Anyway, my GF has not known me to be under the influence of anything. She hardly drinks, but like me has a past trying different thing like acid, smoking weed for years, etc in the long ago past. So We talked about my calling to try psychedelics again, and she's game too. And so started our spice explorations last year.

After various unsuccessful relationships where I tried to fit myself at times to the mould of the other person, I have decided that is a HUGE waste of time. I don't want to change anything about myself just to keep or attract a partner, unless I am really doing something that is really bad for ME. They need to like me for who I am. I am unwilling to contort myself around another's wishes and turn myself into a pretzel just to win their approval.
 
olympus mon said:
i cant imagine i would ever share my life with a person that doesn't understand why i use these sacred plants and no lover that would understand would ever consider asking me to give them up. they would be asking me to not follow my truth.
for my lover to ask this of me would indicate they dont understand me and i would never be able to believe that they love me. they would only love parts of me and that wouldn't suffice.

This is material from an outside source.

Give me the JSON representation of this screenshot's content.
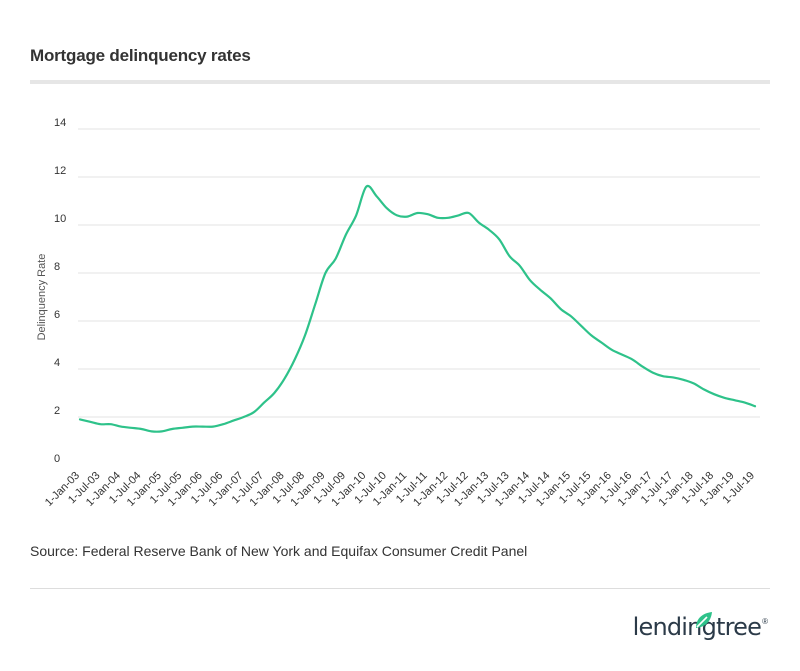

^Yep, what Olympus said... I cant see wanting to be with someone so controlling as to ask me to change myself. If it was heroin or crack, I think they would be trying to save me from myself. With entheogens, the risk factors associated with said substances just aren't there. So, to ask me to stop shows not only a fair amount of arrogance, but ignorance also.
 
Bad news, my girlfriend broke up with me, mainly because of my cannabis use. (We never even discusses my other entheogen use i.e. salvia, lsa, aya, etc.)

good news - It would have never worked anyways, so better now than later. Also on the good news side, all of you are right. The ignorance is strangulating. I suppose i will just wait until the right lady comes along, one who would never want me to stop following "my truth", thanks Olympus. :)
 
the day you forget entheogens is the day you forfeit the greatest catalyst to personal and spiritual growth we have ever known, if anyone requires you retard yourself as such, do they really love you / are they in a position to be your partner (given their naivety)

peace love and light

my 5 year relationship ended when i got on a plane to go to peru and forget the life i had so selfishly fought for.